List of primer sequences

In vitro analyses of frog mast cells and neutrophils challenged with Bd (A) Mast cells and neutrophils derived from bone marrow of 6 individual frogs (N=6) were co- cultured with Bd (5 fungal cells per granulocyte) for 6 hrs prior to gene expression analyses of the antimicrobial peptide genes PGLa (pgla) and magainin (mag) or interleukin-4 (il4). (B) Changes in gene expression of selected genes in skin following subcutaneous injection of rIL4 (N=7). (C) Frogs were exposed to Bd and 24 hrs later injected subcutaneously with rIL4 or r-ctrl. Skin Bd loads were assessed 9 days following injection (N=8, per group). For B, asterisks denote statistically significant differences in expression following Bd-challenge compared to medium controls in mast cell cultures, one- way ANOVA with Tukey post-hoc analysis p < 0.05. For C, asterisk indicates significantly increased expression of cd36 by Student’s t test, p < 0.05.

Mucosomes from mast cell-enriched frogs do not confer Bd killing.

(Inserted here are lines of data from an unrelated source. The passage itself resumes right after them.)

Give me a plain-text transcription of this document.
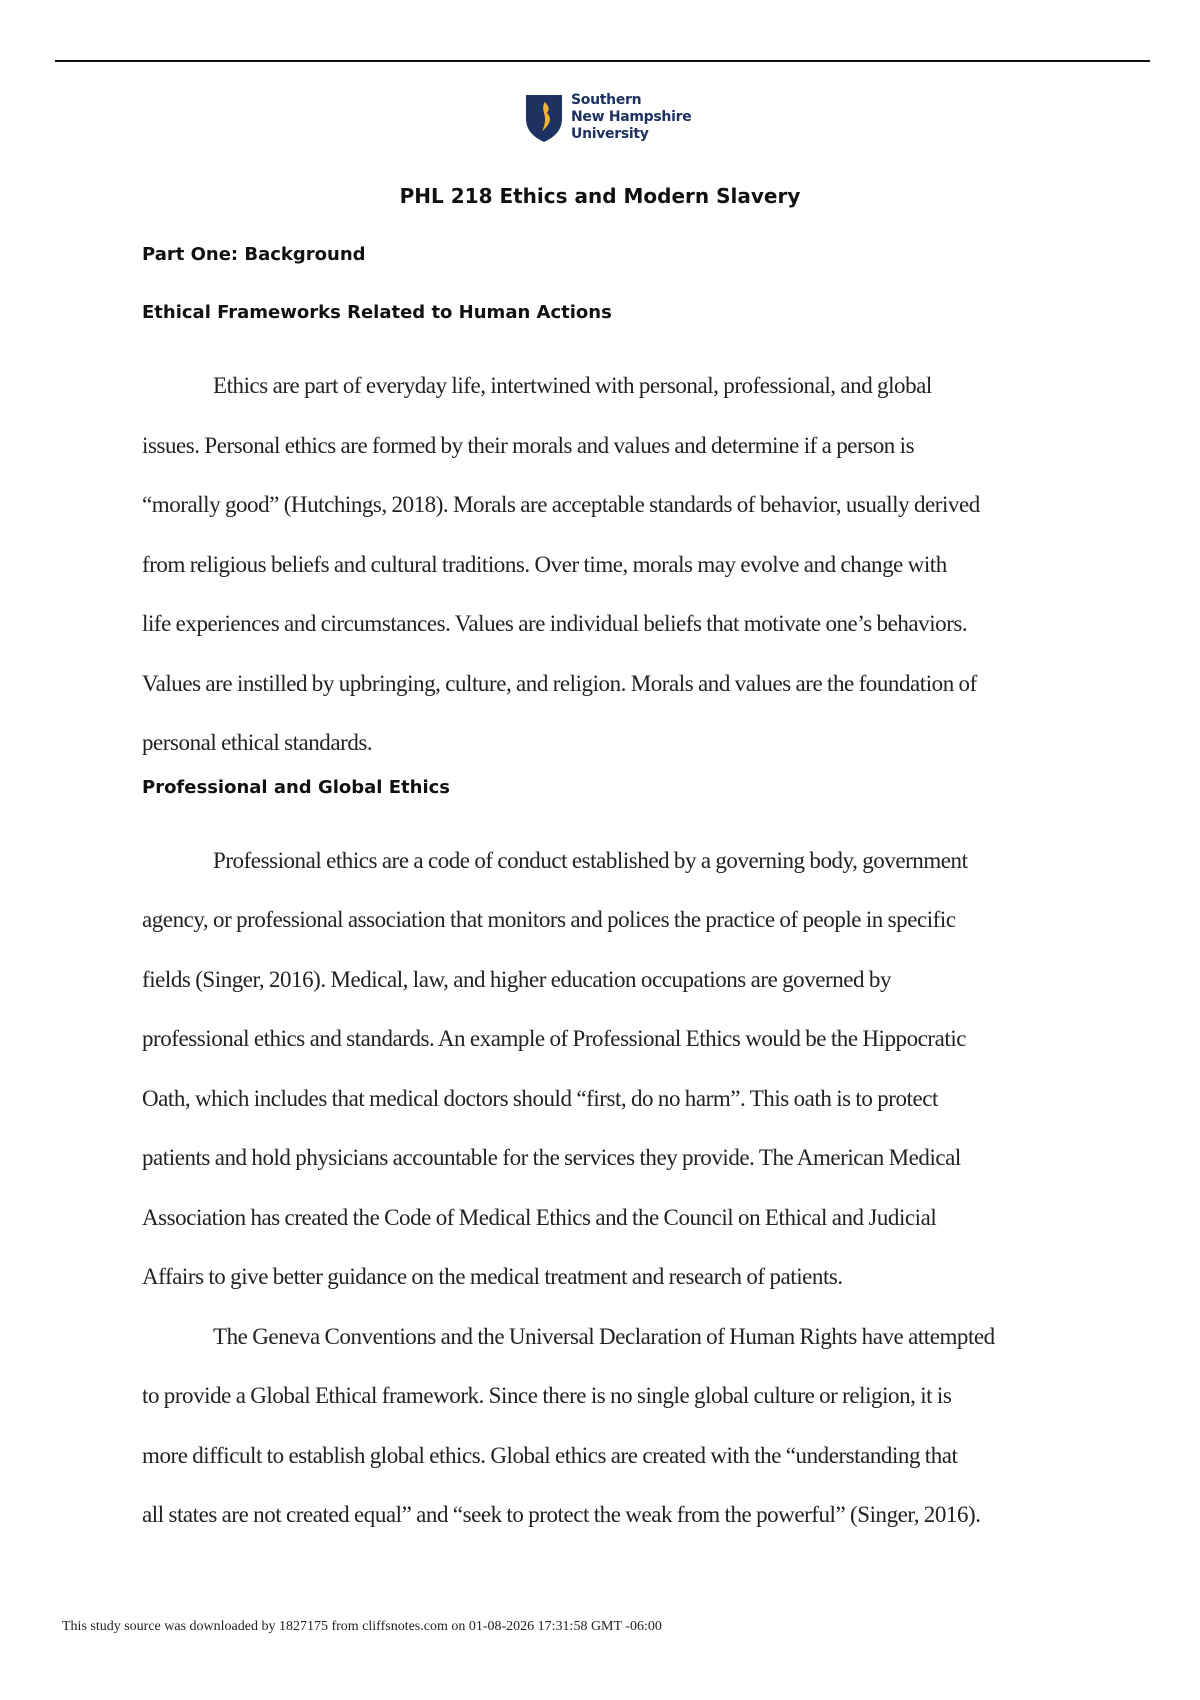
Southern
New Hampshire
University
PHL 218 Ethics and Modern Slavery
Part One: Background
Ethical Frameworks Related to Human Actions

Ethics are part of everyday life, intertwined with personal, professional, and global
issues. Personal ethics are formed by their morals and values and determine if a person is
“morally good” (Hutchings, 2018). Morals are acceptable standards of behavior, usually derived
from religious beliefs and cultural traditions. Over time, morals may evolve and change with
life experiences and circumstances. Values are individual beliefs that motivate one’s behaviors.
Values are instilled by upbringing, culture, and religion. Morals and values are the foundation of
personal ethical standards.

Professional and Global Ethics

Professional ethics are a code of conduct established by a governing body, government
agency, or professional association that monitors and polices the practice of people in specific
fields (Singer, 2016). Medical, law, and higher education occupations are governed by
professional ethics and standards. An example of Professional Ethics would be the Hippocratic
Oath, which includes that medical doctors should “first, do no harm”. This oath is to protect
patients and hold physicians accountable for the services they provide. The American Medical
Association has created the Code of Medical Ethics and the Council on Ethical and Judicial
Affairs to give better guidance on the medical treatment and research of patients.

The Geneva Conventions and the Universal Declaration of Human Rights have attempted
to provide a Global Ethical framework. Since there is no single global culture or religion, it is
more difficult to establish global ethics. Global ethics are created with the “understanding that
all states are not created equal” and “seek to protect the weak from the powerful” (Singer, 2016).

This study source was downloaded by 1827175 from cliffsnotes.com on 01-08-2026 17:31:58 GMT -06:00
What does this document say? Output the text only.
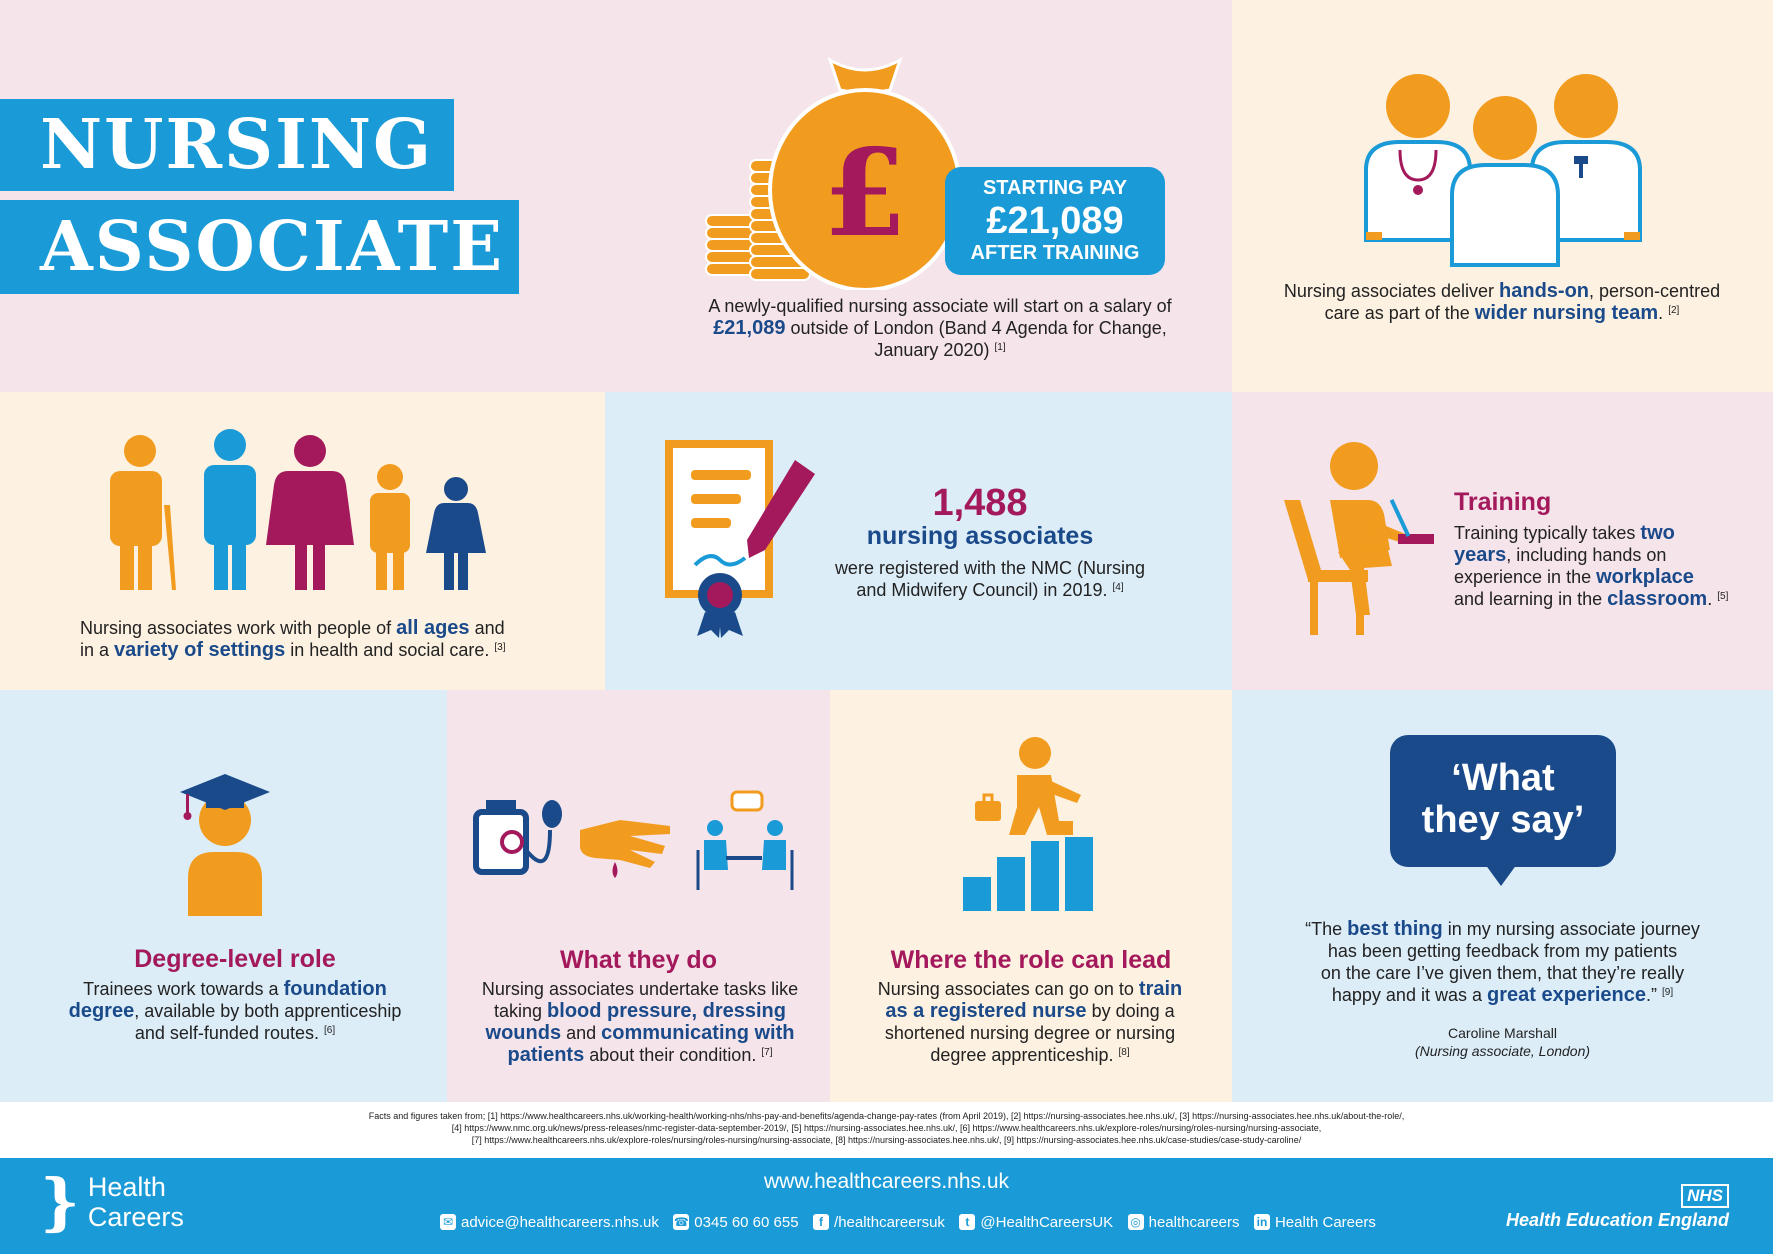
NURSING
ASSOCIATE	£	STARTING PAY
£21,089
AFTER TRAINING
A newly-qualified nursing associate will start on a salary of
£21,089 outside of London (Band 4 Agenda for Change,
January 2020) [1]
Nursing associates deliver hands-on, person-centred
care as part of the wider nursing team. [2]
Nursing associates work with people of all ages and
in a variety of settings in health and social care. [3]
1,488
nursing associates
were registered with the NMC (Nursing
and Midwifery Council) in 2019. [4]
Training
Training typically takes two
years, including hands on
experience in the workplace
and learning in the classroom. [5]
Degree-level role
Trainees work towards a foundation
degree, available by both apprenticeship
and self-funded routes. [6]
What they do
Nursing associates undertake tasks like
taking blood pressure, dressing
wounds and communicating with
patients about their condition. [7]
Where the role can lead
Nursing associates can go on to train
as a registered nurse by doing a
shortened nursing degree or nursing
degree apprenticeship. [8]
‘What
they say’
“The best thing in my nursing associate journey
has been getting feedback from my patients
on the care I’ve given them, that they’re really
happy and it was a great experience.” [9]
Caroline Marshall
(Nursing associate, London)
Facts and figures taken from; [1] https://www.healthcareers.nhs.uk/working-health/working-nhs/nhs-pay-and-benefits/agenda-change-pay-rates (from April 2019), [2] https://nursing-associates.hee.nhs.uk/, [3] https://nursing-associates.hee.nhs.uk/about-the-role/,
[4] https://www.nmc.org.uk/news/press-releases/nmc-register-data-september-2019/, [5] https://nursing-associates.hee.nhs.uk/, [6] https://www.healthcareers.nhs.uk/explore-roles/nursing/roles-nursing/nursing-associate,
[7] https://www.healthcareers.nhs.uk/explore-roles/nursing/roles-nursing/nursing-associate, [8] https://nursing-associates.hee.nhs.uk/, [9] https://nursing-associates.hee.nhs.uk/case-studies/case-study-caroline/
} Health
Careers
www.healthcareers.nhs.uk
✉ advice@healthcareers.nhs.uk
☎ 0345 60 60 655
	f /healthcareersuk
	t @HealthCareersUK
◎ healthcareers
in Health Careers
NHS
Health Education England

Differences in musocome-killing capacities were determined by incubating zoospores with total mucosome contents for 16 hrs. Mucosomes were acquired from 10- or 21-day mock- or Bd-infected X. laevis that were injected with rSCF (mast cell-enriched) or r-ctrl (control). Results are mean + SEM and were analyzed via a two-way ANOVA; 10- and 21-day experimental groups were analyzed independently; alpha set at 0.05. N = 5 experimental animals per treatment group for 10 dpi analyses and N= 8 experimental animals per treatment group for 21 dpi analyses.

Mast cell enrichment protects frogs from Bd-mediated changes to skin microbiomes.

21 days post mock or Bd-challenge, we examined (A) community composition (Jaccard distances shown with 80% confidence ellipses), (F) relative abundance of Bd-inhibitory bacteria and (G) bacterial richness. Letters above bars indicate statistically distinct groups.